< br />
MOSCOW, January 14 GITIS Rector Grigory Zaslavsky believes that the Russian poet and publicist Lev Rubinstein expressed the noise of time more accurately and completely than others, emphasizing his “quiet voice” .
Rubinstein died at age 76 on Sunday. He was hit by a car in the north-east of Moscow on January 8, after which the poet was hospitalized in extremely serious condition at the Sklifosovsky Research Institute of Emergency Medicine.
“He recited his poems wonderfully… And he performed — with poets of the same age, poets of the Moscow underground, semi-underground, who came out into the bright light, onto the stage — both figuratively and literally — in the second half of the 80s… It was interesting to listen to everyone, The most extravagant there was, perhaps, Koval… no, of course, the most extravagant there was Dmitry Aleksandrovich Prigov, followed by Koval, but Rubinstein was then perceived as such… probably the most accurate exponent of the time of ending postmodernism.

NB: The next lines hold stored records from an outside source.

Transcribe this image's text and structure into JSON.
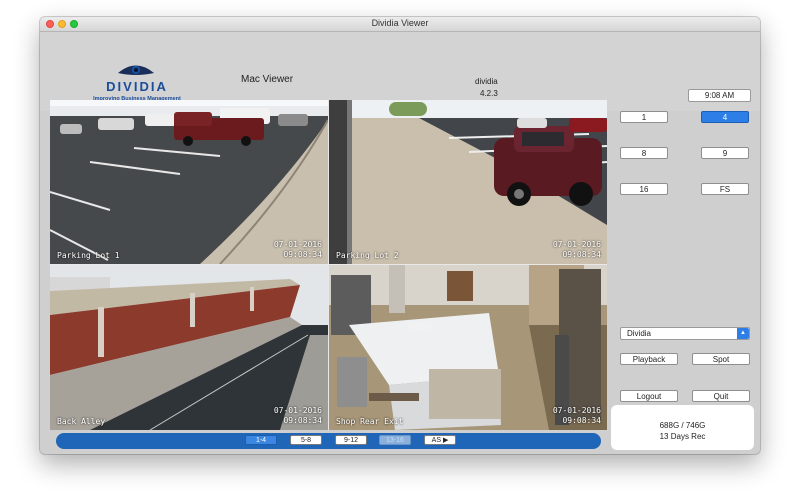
{
  "window": {
    "title": "Dividia Viewer"
  },
  "header": {
    "brand": "DIVIDIA",
    "tagline": "Improving Business Management",
    "viewer_label": "Mac Viewer",
    "app_name": "dividia",
    "version": "4.2.3",
    "clock": "9:08 AM"
  },
  "cameras": [
    {
      "name": "Parking Lot 1",
      "date": "07-01-2016",
      "time": "09:08:34"
    },
    {
      "name": "Parking Lot 2",
      "date": "07-01-2016",
      "time": "09:08:34"
    },
    {
      "name": "Back Alley",
      "date": "07-01-2016",
      "time": "09:08:34"
    },
    {
      "name": "Shop Rear Exit",
      "date": "07-01-2016",
      "time": "09:08:34"
    }
  ],
  "pagebar": {
    "buttons": [
      "1-4",
      "5-8",
      "9-12",
      "13-16",
      "AS ▶"
    ],
    "active": "1-4",
    "disabled": "13-16"
  },
  "layout_buttons": [
    "1",
    "4",
    "8",
    "9",
    "16",
    "FS"
  ],
  "active_layout": "4",
  "site_select": {
    "value": "Dividia"
  },
  "actions": {
    "playback": "Playback",
    "spot": "Spot",
    "logout": "Logout",
    "quit": "Quit"
  },
  "storage": {
    "usage": "688G / 746G",
    "retention": "13 Days Rec"
  },
  "colors": {
    "accent": "#2d7ee6",
    "pagebar": "#1f66b8",
    "brand": "#1a4d9a"
  }
}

To use the title of one of the books Mandelstam, Rubinstein expressed the noise of time more accurately and completely than others,” Zaslavsky wrote in his Telegram channel.

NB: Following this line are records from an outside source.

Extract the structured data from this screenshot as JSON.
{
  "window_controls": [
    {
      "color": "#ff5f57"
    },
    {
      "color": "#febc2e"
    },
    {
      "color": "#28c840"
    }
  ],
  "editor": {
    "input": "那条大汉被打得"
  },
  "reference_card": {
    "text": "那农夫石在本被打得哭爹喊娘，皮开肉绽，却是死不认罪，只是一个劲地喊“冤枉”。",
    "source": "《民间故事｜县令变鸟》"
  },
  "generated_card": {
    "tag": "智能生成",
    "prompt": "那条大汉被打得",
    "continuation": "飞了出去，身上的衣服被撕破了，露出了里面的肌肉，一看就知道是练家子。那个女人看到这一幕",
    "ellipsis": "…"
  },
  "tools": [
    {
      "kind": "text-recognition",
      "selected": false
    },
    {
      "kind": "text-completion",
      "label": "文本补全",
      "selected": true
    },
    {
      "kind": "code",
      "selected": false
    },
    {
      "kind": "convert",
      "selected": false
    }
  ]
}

He noted the poet’s “quiet voice”, his “tiny figure”, which over the years became completely fragile, so “the story about the car that hit him left no hope.”
“»Machine and — little Rubinstein… great poets were not often such thugs as Mayakovsky, which in the case of Mayakovsky did not make him stronger, — the poet is always both the main witness and the victim of time (here I am paraphrasing a line from another poet). Although since the time of Turgenev and Andrei Bely the boundaries of genres have been blurred, what Rubinstein wrote is more poetry than prose. And not only because the author’s opinion is also important, and Rubinstein considered himself a poet,” emphasized the rector of GITIS.

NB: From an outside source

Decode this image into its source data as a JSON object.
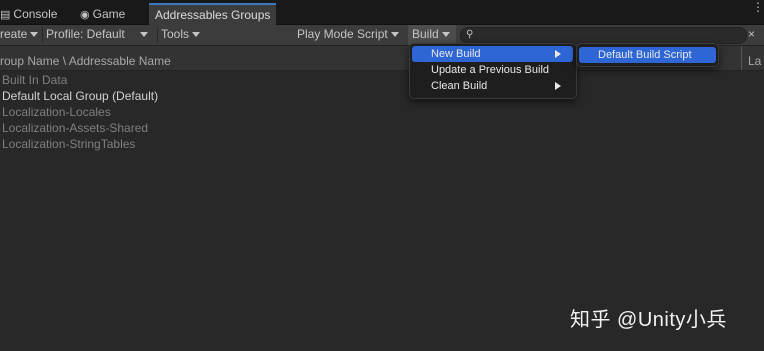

He emphasized that rhythm, metaphor and rhyme in Rubinstein’s poems are replaced by the author’s thoughts constantly returning to one line or another, forming and separating, and at the same time connecting periods with each other.
«A poem is a special concentration of form. From this point of view, what Rubinstein wrote is again poetry… Blessed memory!» concluded Zaslavsky.
Rubinstein was born on February 19, 1947. He was a Russian poet, publicist, member of the Union of Writers of Russia, and also a laureate of the literary prize «NOS-2012» for the book «Signs of Attention».